时间:2022-09-07 理论教育 版权反馈
【摘要】:第一节多元的政治研究前提与路径托克维尔的政治研究不像传统自由主义者一样,一般要先设定一个单一的、原初的、前提性的理论起点。托克维尔对某一政治研究路径的态度也不是前后一致的,更谈不上具有明确的意识。现在,我们概括一下托克维尔著作中的一些主要研究理论假设与路径以及托克维尔对它们所持的态度。

第一节多元的政治研究前提与路径

托克维尔的政治研究不像传统自由主义者一样,一般要先设定一个单一的、原初的、前提性的理论起点。他时而诉诸基督教的信条,时而采纳功利主义的标准,时而拣取自然权利观与人性论的语调。更为独特的是,托克维尔常常只是把这些多元的理论作为一种工具,来论证自己政治观点的正确性或说明某一种政治现象的机理,而不是态度坚决地将它们作为某种信仰而加以全心全意地接受。托克维尔对某一政治研究路径的态度也不是前后一致的,更谈不上具有明确的意识。所以,人们认为:“托克维尔对方法论问题很少有兴趣。”(4)所以,虽然密尔把托克维尔称为一位政治科学家,但也有人认为:“托克维尔更多地作为一位历史哲学家而更少地作为一位方法论上严格的和实证的历史学家和社会科学家而写作。”(5)虽然托克维尔没有对方法论的运用具有明确的意识,更没有像马克斯·韦伯一样致力于构建社会科学研究方法论,但他确实娴熟而出色地运用了当代人所谓的一些方法论,并且得出了丰硕的研究成果。现在,我们概括一下托克维尔著作中的一些主要研究理论假设与路径以及托克维尔对它们所持的态度。

一、基督教伦理观

人们很难在托克维尔的正式出版物中找到托克维尔对自己的政治哲学基础的系统阐述。托克维尔在致戈宾诺的一封信中表明基督教是他的最基本的伦理假设:“基督教肯定主张使所有人成为兄弟与平等人。”(6)以此为前提,他反对戈宾诺宣扬的人的内在不平等所导致的主奴种族信条。

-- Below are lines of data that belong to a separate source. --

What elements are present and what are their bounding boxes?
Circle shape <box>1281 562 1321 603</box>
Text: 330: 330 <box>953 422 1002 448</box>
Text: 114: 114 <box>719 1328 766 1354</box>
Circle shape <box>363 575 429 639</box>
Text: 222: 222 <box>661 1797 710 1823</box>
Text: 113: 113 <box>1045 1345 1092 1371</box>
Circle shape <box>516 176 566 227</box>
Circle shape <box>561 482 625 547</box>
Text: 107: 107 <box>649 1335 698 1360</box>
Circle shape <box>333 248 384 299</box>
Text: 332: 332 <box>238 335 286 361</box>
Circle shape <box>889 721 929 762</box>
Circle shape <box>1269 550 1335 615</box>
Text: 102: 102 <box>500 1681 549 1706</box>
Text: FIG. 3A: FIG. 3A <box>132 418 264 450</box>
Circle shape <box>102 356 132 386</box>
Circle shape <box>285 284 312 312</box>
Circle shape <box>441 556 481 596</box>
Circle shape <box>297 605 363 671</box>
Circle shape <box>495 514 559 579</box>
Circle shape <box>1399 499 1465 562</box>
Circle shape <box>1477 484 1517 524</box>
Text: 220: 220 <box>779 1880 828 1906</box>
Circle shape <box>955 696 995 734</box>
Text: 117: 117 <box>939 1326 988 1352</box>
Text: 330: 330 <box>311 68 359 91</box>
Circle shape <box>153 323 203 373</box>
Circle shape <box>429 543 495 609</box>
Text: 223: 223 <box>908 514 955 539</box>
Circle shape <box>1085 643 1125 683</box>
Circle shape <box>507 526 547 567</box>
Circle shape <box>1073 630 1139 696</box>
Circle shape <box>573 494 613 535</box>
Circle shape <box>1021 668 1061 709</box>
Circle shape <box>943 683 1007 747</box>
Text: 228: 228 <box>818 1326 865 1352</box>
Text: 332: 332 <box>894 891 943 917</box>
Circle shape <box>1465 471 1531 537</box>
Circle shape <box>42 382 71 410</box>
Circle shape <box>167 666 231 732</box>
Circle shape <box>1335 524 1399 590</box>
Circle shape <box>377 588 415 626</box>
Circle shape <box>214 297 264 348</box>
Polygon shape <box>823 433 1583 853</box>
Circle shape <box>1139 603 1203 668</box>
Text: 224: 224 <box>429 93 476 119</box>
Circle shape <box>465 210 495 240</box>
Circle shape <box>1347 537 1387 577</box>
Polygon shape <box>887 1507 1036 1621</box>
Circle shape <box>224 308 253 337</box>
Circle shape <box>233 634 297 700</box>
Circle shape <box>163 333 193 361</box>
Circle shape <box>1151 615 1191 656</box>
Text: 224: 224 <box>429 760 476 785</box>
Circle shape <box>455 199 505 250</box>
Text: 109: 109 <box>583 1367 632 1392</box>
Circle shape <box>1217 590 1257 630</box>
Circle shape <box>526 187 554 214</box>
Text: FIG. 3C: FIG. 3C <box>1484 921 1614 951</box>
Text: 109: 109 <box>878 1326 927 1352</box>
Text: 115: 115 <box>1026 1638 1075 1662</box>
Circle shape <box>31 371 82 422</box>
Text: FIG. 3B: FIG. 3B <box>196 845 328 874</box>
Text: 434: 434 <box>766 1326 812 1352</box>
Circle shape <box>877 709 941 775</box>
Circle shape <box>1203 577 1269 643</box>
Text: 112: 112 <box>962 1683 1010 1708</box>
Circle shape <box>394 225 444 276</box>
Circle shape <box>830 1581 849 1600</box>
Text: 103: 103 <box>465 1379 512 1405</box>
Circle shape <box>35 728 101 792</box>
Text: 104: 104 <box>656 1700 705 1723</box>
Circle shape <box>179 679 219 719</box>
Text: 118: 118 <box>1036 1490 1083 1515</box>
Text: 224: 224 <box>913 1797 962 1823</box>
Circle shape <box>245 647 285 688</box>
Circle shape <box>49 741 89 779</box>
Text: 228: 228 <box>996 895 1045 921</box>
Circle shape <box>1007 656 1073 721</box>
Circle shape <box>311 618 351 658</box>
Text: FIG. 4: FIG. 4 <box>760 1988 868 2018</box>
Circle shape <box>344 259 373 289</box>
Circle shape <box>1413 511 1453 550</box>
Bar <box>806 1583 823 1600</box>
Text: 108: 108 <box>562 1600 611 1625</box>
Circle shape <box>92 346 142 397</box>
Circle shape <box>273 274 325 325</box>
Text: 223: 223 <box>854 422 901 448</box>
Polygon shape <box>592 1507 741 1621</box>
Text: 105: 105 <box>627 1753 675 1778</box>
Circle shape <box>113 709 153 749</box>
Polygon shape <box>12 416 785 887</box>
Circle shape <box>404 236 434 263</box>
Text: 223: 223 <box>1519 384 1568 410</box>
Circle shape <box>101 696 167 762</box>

有一段时期,托克维尔想写一部关于道德哲学史的著作,但却一直没有着手进行,也许是因为他相信,不管现代哲学家拥有什么样的哲学主张,他们并没有为基督教教义增加什么有意义之物,他们的学说只是对基督教伦理观的延伸与生发。正如托克维尔所言:“在著作或在现代道德哲学家的发现中,什么是真正的新颖之物呢?……他们真的为人类责任建立了新的基础或甚至新的解释吗?……穿越我思考过的所有黑暗,我能够发现的是这样。对我而言,似乎正是基督教完成了关于权利与义务的所有思想的革命——你或许更愿称为变革(斜体为原书所加)……这样,基督教以大量证据表达了所有人的平等、团结、博爱。”(7)正因为托克维尔将基督教教义作为现代政治伦理的基础,所以他有时也认为,对于奴隶制的废除运动,“一个人道的、首先是基督教情感产生了这个伟大的事件”托克维尔是一位积极的,但也是一位中庸、温和的废奴主义者。他在议会内外投身于法国殖民地奴隶制的废除问题。1935年,他加入自由主义者建立的温和的法国废奴学会;1839年,他被任命为众议院一个委员会的报告起草人,研究奴隶解放问题。托克维尔为委员会提出的建议是:议会为所有奴隶的同时解放确定一个时期,之后自由的奴隶应在国家监督之下学习自由实践;议会应该决定由国家付给奴隶主赎金,国家应该从自由奴隶的工资中获得补偿;国家还应该继续监督自由奴隶的教育与道德。由于其废奴活动,他在美国受到广为认可的著作却在当时美国的南方被加以禁止。(8)

托克维尔发现,当旧的道德体系被局限于特定群体,并且使极端的不平等如奴隶制合法化之时,基督教保证了所有人的平等、单一与共同体。尽管这三种信条都出现在基督教之前,但正是基督教把它们整合为能够捕获人类头脑的一种道德体系。基督教作为一种道德体系的“巨大成就”,“是超越民族社会建立了一个人类共同体”。(9)托克维尔把现代道德体系中的两个决定性创新因素解释为披着现代外衣的基督教基本原则。(10)首先,基督教确认了所有人在精神王国的平等;现代道德给予了他们在物质领域的平等权利。和财富、教育的扩展及民主革命中平等的发展联系在一起,基督教建立的原则是:每个人都被赋予某些基本的善和享受;每个人在道德上都有义务关注他人不能缺乏生活的必需品。其次,基督教将慈善作为个人美德的定义——富有者在道德上有义务帮助贫困者,在现代社会被转化为一种公共美德,定义为一种社会与政治义务。在现代政治世界中,越来越多的人求助于政府,以满足不断增长的需求,甚至要求政府承担矫正不可接受之不平等与救助不幸者之责任。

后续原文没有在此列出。